I biografemi di cui parla Barthes trovano occasione di manifestarsi alla stregua di epifanie che condensano in un evento o in una catena non consequenziale di vicissitudini il significato sfuggente di esistenze scheletrite come betulle d’inverno. Il particolare diventa allora specchio dell’universale, elemento unificante di un sistema che tenta di raccontare ciò che non si può raccontare impunemente. Scrittura concepita come oracolo, come vaticinio che, anziché al futuro, si rivolge paradossalmente a un passato dominato da ectoplasmi, ricreandolo e ricreandosi in forma di lancinante spasmo. Le ricostruzioni, che si sviluppano in ambito cronologico, arrivano a investigare il mondo della pirateria, che molto aveva affascinato Schwob a partire dalla passione per l’opera di Stevenson e per L’isola del tesoro, che lo porterà a effettuare, all’inizio del secolo, un pellegrinaggio alle Samoa dal quale ricavò un resoconto, uscito postumo.
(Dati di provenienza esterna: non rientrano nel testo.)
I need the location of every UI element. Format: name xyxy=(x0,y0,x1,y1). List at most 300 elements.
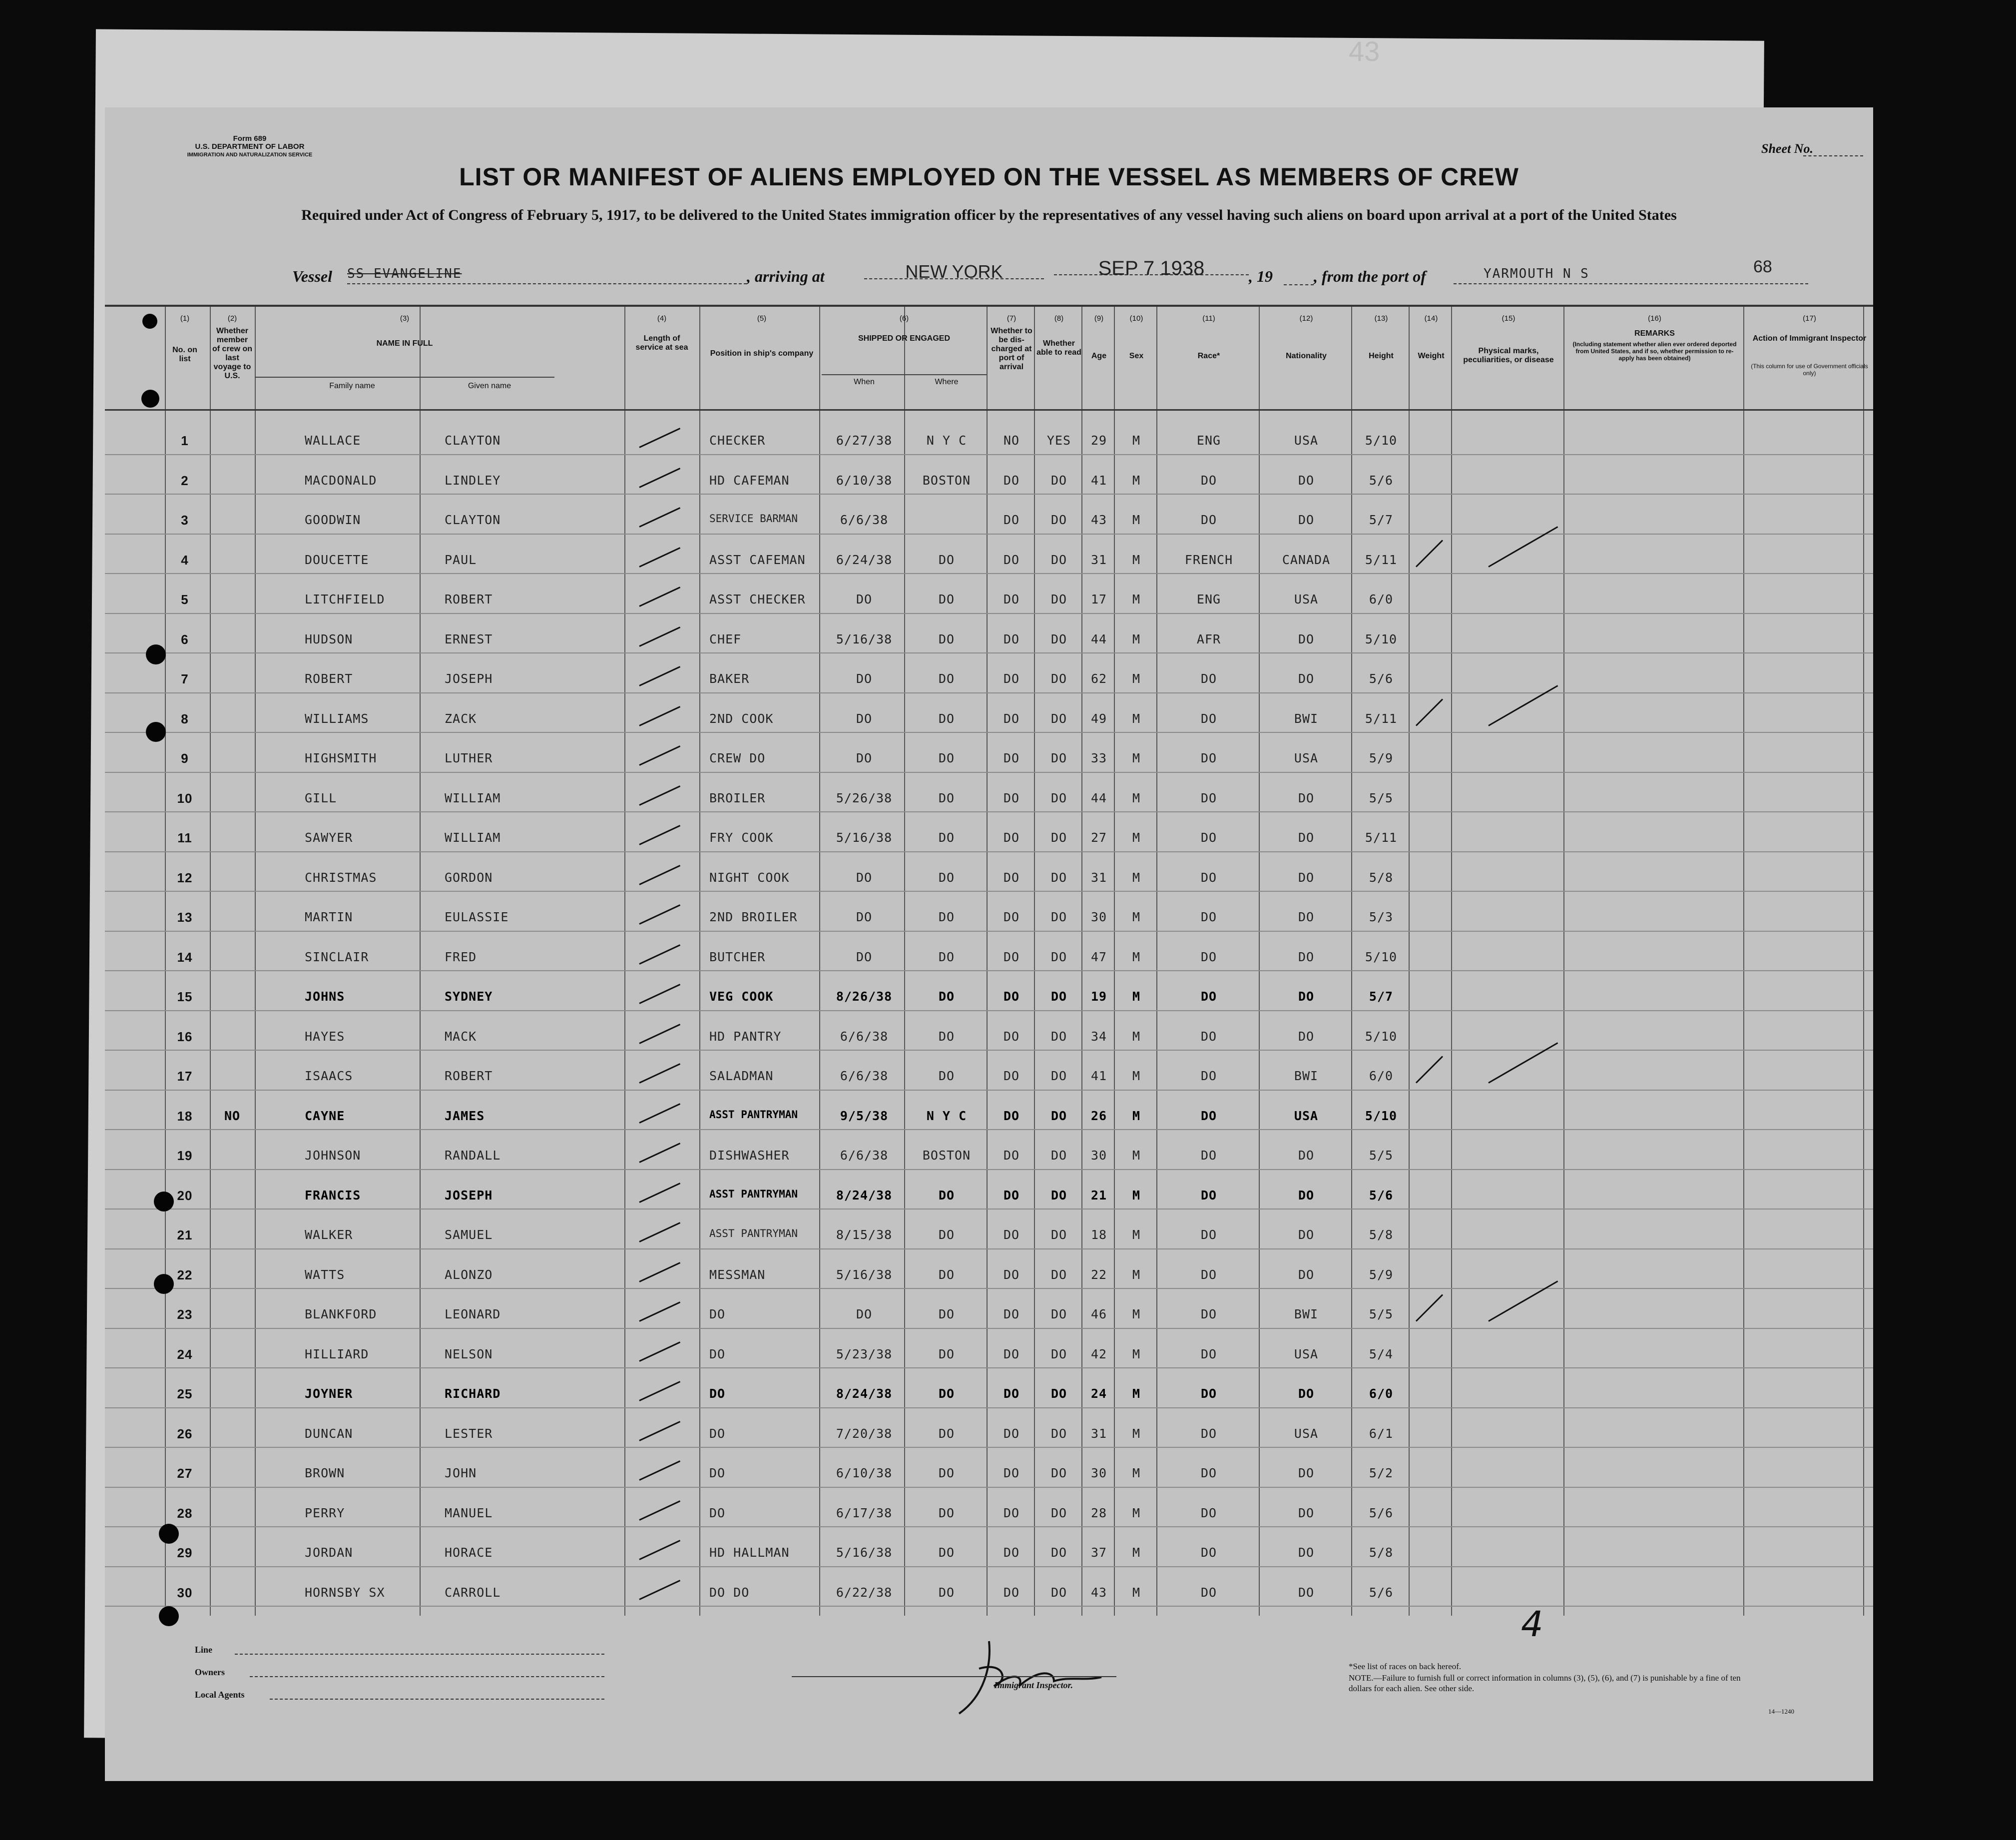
inspector-signature xyxy=(904,1621,1214,1721)
table-row-rule xyxy=(105,1129,1873,1130)
cell-sex: M xyxy=(1132,1267,1141,1282)
cell-no: 27 xyxy=(177,1466,193,1481)
cell-nationality: DO xyxy=(1298,473,1315,488)
service-tick-mark xyxy=(639,666,680,686)
cell-discharged: DO xyxy=(1003,473,1020,488)
cell-race: DO xyxy=(1200,1346,1217,1361)
cell-discharged: DO xyxy=(1003,1148,1020,1163)
table-row-rule xyxy=(105,732,1873,733)
page-ref: 68 xyxy=(1753,257,1772,276)
cell-age: 33 xyxy=(1090,751,1107,765)
physical-check-mark xyxy=(1488,526,1558,568)
cell-height: 5/6 xyxy=(1369,1188,1394,1203)
table-row-rule xyxy=(105,1010,1873,1011)
cell-race: DO xyxy=(1200,1267,1217,1282)
cell-read: DO xyxy=(1050,473,1067,488)
cell-sex: M xyxy=(1132,711,1141,726)
cell-sex: M xyxy=(1132,949,1141,964)
cell-given: LINDLEY xyxy=(445,473,501,488)
table-row-rule xyxy=(105,534,1873,535)
cell-when: 5/16/38 xyxy=(836,1545,893,1560)
inspector-label: Immigrant Inspector. xyxy=(994,1680,1073,1690)
table-row-rule xyxy=(105,1407,1873,1408)
table-row-rule xyxy=(105,1288,1873,1289)
vessel-label: Vessel xyxy=(292,267,332,285)
weight-check-mark xyxy=(1416,540,1443,567)
cell-age: 18 xyxy=(1090,1227,1107,1242)
cell-where: DO xyxy=(938,1346,955,1361)
cell-given: MANUEL xyxy=(445,1505,493,1520)
cell-family: GOODWIN xyxy=(305,513,361,527)
cell-race: DO xyxy=(1200,1029,1217,1044)
cell-discharged: DO xyxy=(1003,513,1020,527)
cell-height: 5/10 xyxy=(1365,1029,1398,1044)
cell-no: 19 xyxy=(177,1148,193,1163)
cell-position: BAKER xyxy=(709,671,750,686)
cell-height: 5/9 xyxy=(1369,751,1394,765)
service-tick-mark xyxy=(639,984,680,1004)
cell-given: ROBERT xyxy=(445,1069,493,1083)
cell-family: CAYNE xyxy=(305,1108,345,1123)
cell-no: 25 xyxy=(177,1386,193,1401)
cell-where: DO xyxy=(938,751,955,765)
punch-hole xyxy=(146,722,166,742)
cell-age: 47 xyxy=(1090,949,1107,964)
header-subrule xyxy=(822,374,987,375)
cell-when: DO xyxy=(856,751,873,765)
cell-sex: M xyxy=(1132,1585,1141,1600)
cell-where: DO xyxy=(938,1227,955,1242)
cell-where: N Y C xyxy=(926,433,967,448)
cell-when: DO xyxy=(856,711,873,726)
cell-given: RANDALL xyxy=(445,1148,501,1163)
cell-no: 6 xyxy=(181,631,189,647)
cell-age: 44 xyxy=(1090,790,1107,805)
cell-read: DO xyxy=(1050,751,1067,765)
cell-given: PAUL xyxy=(445,552,477,567)
cell-height: 5/4 xyxy=(1369,1346,1394,1361)
cell-discharged: DO xyxy=(1003,790,1020,805)
cell-where: DO xyxy=(938,592,955,607)
cell-height: 5/9 xyxy=(1369,1267,1394,1282)
cell-when: 6/6/38 xyxy=(840,1069,889,1083)
cell-race: DO xyxy=(1200,1585,1217,1600)
cell-where: DO xyxy=(938,1188,955,1203)
cell-no: 15 xyxy=(177,989,193,1004)
col-header-discharged: Whether to be dis-charged at port of arrival xyxy=(991,327,1032,371)
cell-no: 5 xyxy=(181,592,189,607)
cell-race: ENG xyxy=(1196,592,1221,607)
cell-when: 5/16/38 xyxy=(836,631,893,646)
cell-nationality: DO xyxy=(1298,1227,1315,1242)
cell-family: WATTS xyxy=(305,1267,345,1282)
cell-when: 8/24/38 xyxy=(836,1386,893,1401)
cell-when: 6/24/38 xyxy=(836,552,893,567)
table-column-rule xyxy=(1863,307,1864,1616)
cell-given: JOHN xyxy=(445,1466,477,1480)
cell-where: DO xyxy=(938,1466,955,1480)
cell-race: DO xyxy=(1200,1108,1217,1123)
cell-age: 24 xyxy=(1090,1386,1107,1401)
cell-position: BROILER xyxy=(709,790,766,805)
local-agents-label: Local Agents xyxy=(195,1690,245,1700)
service-tick-mark xyxy=(639,1183,680,1203)
cell-read: DO xyxy=(1050,671,1067,686)
cell-height: 5/7 xyxy=(1369,513,1394,527)
service-tick-mark xyxy=(639,1063,680,1084)
service-tick-mark xyxy=(639,1381,680,1401)
cell-position: ASST CHECKER xyxy=(709,592,806,607)
cell-family: HIGHSMITH xyxy=(305,751,377,765)
table-column-rule xyxy=(1563,307,1564,1616)
table-column-rule xyxy=(624,307,625,1616)
cell-sex: M xyxy=(1132,513,1141,527)
table-row-rule xyxy=(105,613,1873,614)
cell-age: 31 xyxy=(1090,1426,1107,1441)
cell-read: DO xyxy=(1050,1505,1067,1520)
table-column-rule xyxy=(165,307,166,1616)
cell-discharged: DO xyxy=(1003,671,1020,686)
cell-read: DO xyxy=(1050,1029,1067,1044)
cell-discharged: DO xyxy=(1003,989,1020,1004)
from-label: , from the port of xyxy=(1314,267,1426,285)
cell-when: DO xyxy=(856,949,873,964)
cell-where: DO xyxy=(938,1585,955,1600)
cell-given: JOSEPH xyxy=(445,1188,493,1203)
cell-race: DO xyxy=(1200,751,1217,765)
cell-age: 22 xyxy=(1090,1267,1107,1282)
cell-height: 5/5 xyxy=(1369,790,1394,805)
cell-when: DO xyxy=(856,671,873,686)
physical-check-mark xyxy=(1488,685,1558,726)
cell-given: CLAYTON xyxy=(445,513,501,527)
col-header-shipped: SHIPPED OR ENGAGED xyxy=(858,334,951,343)
cell-family: GILL xyxy=(305,790,337,805)
service-tick-mark xyxy=(639,626,680,647)
cell-when: 6/6/38 xyxy=(840,1148,889,1163)
cell-when: 5/16/38 xyxy=(836,1267,893,1282)
cell-sex: M xyxy=(1132,1148,1141,1163)
cell-where: DO xyxy=(938,1426,955,1441)
service-tick-mark xyxy=(639,1421,680,1441)
table-column-rule xyxy=(1081,307,1082,1616)
table-column-rule xyxy=(1034,307,1035,1616)
cell-where: DO xyxy=(938,631,955,646)
cell-read: DO xyxy=(1050,1227,1067,1242)
cell-race: DO xyxy=(1200,1505,1217,1520)
cell-no: 10 xyxy=(177,790,193,806)
cell-race: DO xyxy=(1200,1545,1217,1560)
col-header-physical-marks: Physical marks, peculiarities, or disease xyxy=(1463,347,1554,364)
cell-nationality: DO xyxy=(1298,1188,1315,1203)
cell-read: DO xyxy=(1050,1148,1067,1163)
cell-no: 22 xyxy=(177,1267,193,1282)
cell-read: DO xyxy=(1050,1108,1067,1123)
cell-position: SALADMAN xyxy=(709,1069,774,1083)
cell-age: 30 xyxy=(1090,910,1107,924)
cell-race: FRENCH xyxy=(1184,552,1233,567)
service-tick-mark xyxy=(639,1460,680,1481)
cell-sex: M xyxy=(1132,1227,1141,1242)
cell-read: DO xyxy=(1050,949,1067,964)
cell-sex: M xyxy=(1132,1426,1141,1441)
cell-nationality: DO xyxy=(1298,1505,1315,1520)
cell-age: 31 xyxy=(1090,870,1107,885)
cell-family: MACDONALD xyxy=(305,473,377,488)
cell-read: DO xyxy=(1050,592,1067,607)
cell-race: DO xyxy=(1200,1386,1217,1401)
col-header-when: When xyxy=(854,378,875,386)
cell-when: 8/15/38 xyxy=(836,1227,893,1242)
table-row-rule xyxy=(105,772,1873,773)
cell-read: DO xyxy=(1050,1346,1067,1361)
cell-read: DO xyxy=(1050,1386,1067,1401)
table-column-rule xyxy=(1409,307,1410,1616)
cell-family: JOHNS xyxy=(305,989,345,1004)
cell-height: 5/11 xyxy=(1365,830,1398,845)
cell-read: DO xyxy=(1050,1466,1067,1480)
col-header-given-name: Given name xyxy=(468,382,511,390)
cell-age: 28 xyxy=(1090,1505,1107,1520)
cell-no: 23 xyxy=(177,1307,193,1322)
cell-when: DO xyxy=(856,1307,873,1321)
col-num-8: (8) xyxy=(1054,314,1064,323)
cell-family: HAYES xyxy=(305,1029,345,1044)
cell-nationality: DO xyxy=(1298,631,1315,646)
arriving-port: NEW YORK xyxy=(864,261,1044,279)
cell-position: DO xyxy=(709,1505,726,1520)
cell-sex: M xyxy=(1132,1466,1141,1480)
col-num-17: (17) xyxy=(1803,314,1816,323)
table-column-rule xyxy=(1743,307,1744,1616)
cell-race: DO xyxy=(1200,711,1217,726)
cell-read: DO xyxy=(1050,989,1067,1004)
service-tick-mark xyxy=(639,1500,680,1521)
cell-given: LUTHER xyxy=(445,751,493,765)
cell-family: SINCLAIR xyxy=(305,949,369,964)
cell-height: 5/2 xyxy=(1369,1466,1394,1480)
cell-family: DUNCAN xyxy=(305,1426,353,1441)
cell-family: BROWN xyxy=(305,1466,345,1480)
col-num-11: (11) xyxy=(1202,314,1215,323)
cell-given: JAMES xyxy=(445,1108,485,1123)
line-label: Line xyxy=(195,1645,213,1655)
cell-discharged: DO xyxy=(1003,1307,1020,1321)
department-name: U.S. DEPARTMENT OF LABOR xyxy=(195,142,305,151)
form-code: 14—1240 xyxy=(1768,1708,1794,1715)
punch-hole xyxy=(159,1606,179,1626)
table-row-rule xyxy=(105,851,1873,852)
service-tick-mark xyxy=(639,785,680,806)
cell-race: DO xyxy=(1200,473,1217,488)
cell-family: PERRY xyxy=(305,1505,345,1520)
cell-height: 5/10 xyxy=(1365,1108,1398,1123)
cell-no: 9 xyxy=(181,751,189,766)
cell-family: JOYNER xyxy=(305,1386,353,1401)
service-tick-mark xyxy=(639,1301,680,1322)
cell-discharged: DO xyxy=(1003,870,1020,885)
cell-age: 29 xyxy=(1090,433,1107,448)
cell-where: DO xyxy=(938,870,955,885)
cell-age: 37 xyxy=(1090,1545,1107,1560)
cell-where: DO xyxy=(938,1069,955,1083)
col-num-2: (2) xyxy=(227,314,237,323)
cell-race: DO xyxy=(1200,1227,1217,1242)
col-header-no: No. on list xyxy=(172,346,197,363)
physical-check-mark xyxy=(1488,1280,1558,1322)
cell-height: 5/11 xyxy=(1365,711,1398,726)
cell-given: SAMUEL xyxy=(445,1227,493,1242)
cell-where: BOSTON xyxy=(922,473,971,488)
cell-when: DO xyxy=(856,592,873,607)
cell-position: HD HALLMAN xyxy=(709,1545,790,1560)
cell-race: DO xyxy=(1200,1069,1217,1083)
table-row-rule xyxy=(105,692,1873,693)
cell-position: DISHWASHER xyxy=(709,1148,790,1163)
cell-no: 21 xyxy=(177,1227,193,1242)
date-stamp: SEP 7 1938 xyxy=(1054,257,1249,275)
cell-given: MACK xyxy=(445,1029,477,1044)
line-field xyxy=(235,1654,604,1655)
cell-discharged: DO xyxy=(1003,592,1020,607)
cell-when: 6/27/38 xyxy=(836,433,893,448)
cell-position: DO xyxy=(709,1386,726,1401)
cell-discharged: DO xyxy=(1003,1346,1020,1361)
cell-discharged: DO xyxy=(1003,1466,1020,1480)
cell-discharged: DO xyxy=(1003,1227,1020,1242)
cell-given: EULASSIE xyxy=(445,910,509,924)
cell-read: DO xyxy=(1050,1585,1067,1600)
cell-position: 2ND BROILER xyxy=(709,910,798,924)
cell-nationality: DO xyxy=(1298,1386,1315,1401)
weight-check-mark xyxy=(1416,1294,1443,1321)
cell-sex: M xyxy=(1132,433,1141,448)
cell-when: DO xyxy=(856,870,873,885)
cell-sex: M xyxy=(1132,1188,1141,1203)
cell-discharged: DO xyxy=(1003,1505,1020,1520)
vessel-name: SS EVANGELINE xyxy=(347,266,747,284)
cell-where: DO xyxy=(938,711,955,726)
cell-position: ASST PANTRYMAN xyxy=(709,1108,798,1121)
cell-given: WILLIAM xyxy=(445,790,501,805)
table-row-rule xyxy=(105,652,1873,653)
service-tick-mark xyxy=(639,1262,680,1282)
page-title: LIST OR MANIFEST OF ALIENS EMPLOYED ON THE VESSEL AS MEMBERS OF CREW xyxy=(459,163,1519,191)
cell-discharged: DO xyxy=(1003,631,1020,646)
cell-discharged: DO xyxy=(1003,949,1020,964)
cell-no: 7 xyxy=(181,671,189,686)
owners-label: Owners xyxy=(195,1667,225,1677)
cell-where: DO xyxy=(938,1545,955,1560)
table-row-rule xyxy=(105,1447,1873,1448)
cell-height: 6/0 xyxy=(1369,1069,1394,1083)
col-header-prev-voyage: Whether member of crew on last voyage to U.S. xyxy=(212,327,253,380)
service-tick-mark xyxy=(639,904,680,925)
cell-position: ASST PANTRYMAN xyxy=(709,1227,798,1239)
table-column-rule xyxy=(1156,307,1157,1616)
cell-no: 18 xyxy=(177,1108,193,1124)
cell-family: BLANKFORD xyxy=(305,1307,377,1321)
cell-no: 13 xyxy=(177,910,193,925)
cell-height: 5/10 xyxy=(1365,631,1398,646)
table-row-rule xyxy=(105,1367,1873,1368)
col-header-race: Race* xyxy=(1197,352,1220,360)
form-block xyxy=(155,135,345,159)
cell-discharged: DO xyxy=(1003,711,1020,726)
table-column-rule xyxy=(1451,307,1452,1616)
cell-nationality: DO xyxy=(1298,1267,1315,1282)
cell-race: DO xyxy=(1200,1307,1217,1321)
cell-prev: NO xyxy=(224,1108,241,1123)
cell-position: DO DO xyxy=(709,1585,750,1600)
cell-height: 5/7 xyxy=(1369,989,1394,1004)
cell-height: 6/0 xyxy=(1369,592,1394,607)
service-tick-mark xyxy=(639,1143,680,1163)
cell-position: FRY COOK xyxy=(709,830,774,845)
cell-read: DO xyxy=(1050,513,1067,527)
service-tick-mark xyxy=(639,1580,680,1600)
cell-no: 29 xyxy=(177,1545,193,1560)
header-subrule xyxy=(255,377,554,378)
cell-read: DO xyxy=(1050,1267,1067,1282)
cell-position: DO xyxy=(709,1346,726,1361)
cell-height: 6/0 xyxy=(1369,1386,1394,1401)
cell-position: ASST CAFEMAN xyxy=(709,552,806,567)
col-header-remarks: REMARKS xyxy=(1634,329,1675,338)
manifest-sheet xyxy=(105,107,1873,1781)
col-num-4: (4) xyxy=(657,314,667,323)
service-tick-mark xyxy=(639,507,680,528)
cell-sex: M xyxy=(1132,1386,1141,1401)
punch-hole xyxy=(159,1524,179,1544)
sheet-no-line xyxy=(1803,155,1863,156)
cell-given: LEONARD xyxy=(445,1307,501,1321)
cell-no: 30 xyxy=(177,1585,193,1600)
cell-no: 11 xyxy=(177,830,192,845)
cell-nationality: DO xyxy=(1298,671,1315,686)
col-num-5: (5) xyxy=(757,314,767,323)
race-note: *See list of races on back hereof. xyxy=(1349,1662,1462,1671)
cell-no: 17 xyxy=(177,1069,193,1084)
cell-given: JOSEPH xyxy=(445,671,493,686)
cell-where: BOSTON xyxy=(922,1148,971,1163)
cell-race: DO xyxy=(1200,910,1217,924)
cell-age: 62 xyxy=(1090,671,1107,686)
cell-nationality: BWI xyxy=(1294,711,1319,726)
col-num-7: (7) xyxy=(1007,314,1016,323)
cell-read: YES xyxy=(1046,433,1071,448)
cell-position: HD PANTRY xyxy=(709,1029,782,1044)
cell-position: NIGHT COOK xyxy=(709,870,790,885)
table-row-rule xyxy=(105,811,1873,812)
cell-height: 5/5 xyxy=(1369,1148,1394,1163)
cell-read: DO xyxy=(1050,631,1067,646)
col-num-16: (16) xyxy=(1648,314,1661,323)
sheet-no-label: Sheet No. xyxy=(1761,141,1813,156)
cell-race: AFR xyxy=(1196,631,1221,646)
col-num-10: (10) xyxy=(1129,314,1143,323)
cell-read: DO xyxy=(1050,552,1067,567)
service-tick-mark xyxy=(639,468,680,488)
cell-given: FRED xyxy=(445,949,477,964)
cell-sex: M xyxy=(1132,870,1141,885)
cell-when: 5/23/38 xyxy=(836,1346,893,1361)
col-header-service-length: Length of service at sea xyxy=(635,334,688,352)
table-column-rule xyxy=(1259,307,1260,1616)
cell-family: LITCHFIELD xyxy=(305,592,385,607)
cell-height: 5/3 xyxy=(1369,910,1394,924)
cell-given: SYDNEY xyxy=(445,989,493,1004)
Oltre al capitano Kid figurano Walter Kennedy, «pirata illetterato», e il maggiore Stede Bonnet, «pirata per capriccio». A questo proposito esiste una testimonianza di Léon Daudet che descrive Schwob agghindato come un pirata, durante un viaggio effettuato in Inghilterra e a Guernsey, ma incapace di sopportare il mal di mare.

Mario Praz metterà in luce la tendenza a descrivere le singole vicende rievocando «attraverso la storia vite di anormali, di prostitute, di pirati» dediti a ogni sorta di aberrazioni: dalla coprofilia (Cratete) alla necrofilia (Septima), dall’incesto (Clodia, Cyril Tourneur) al sadismo (Alain le Gentil, gli «assassini» seriali Burke e Hare). Molto interessante è la sinergia che si crea fra microtesto e macrotesto, nonché il recupero di cronache dimenticate come tessere musive che compongono quella che Colette definirà un’opera dalla «perfezione irritante». Non si può dimenticare l’importante studio sull’argot effettuato insieme a Georges Guieysse, sodale con cui Schwob seguì i corsi di sanscrito approntati da Saussure all’École des Hautes Études, oltre alla ricerca su Villon, tesa a dimostrare i legami di quest’ultimo con la famigerata banda dei Coquillards. Quando Schwob spira, il 26 febbraio 1905, appena trentottenne, Renard annota nel suo Diario che «aveva l’aria incollerita che hanno certi morti che se ne vanno troppo presto».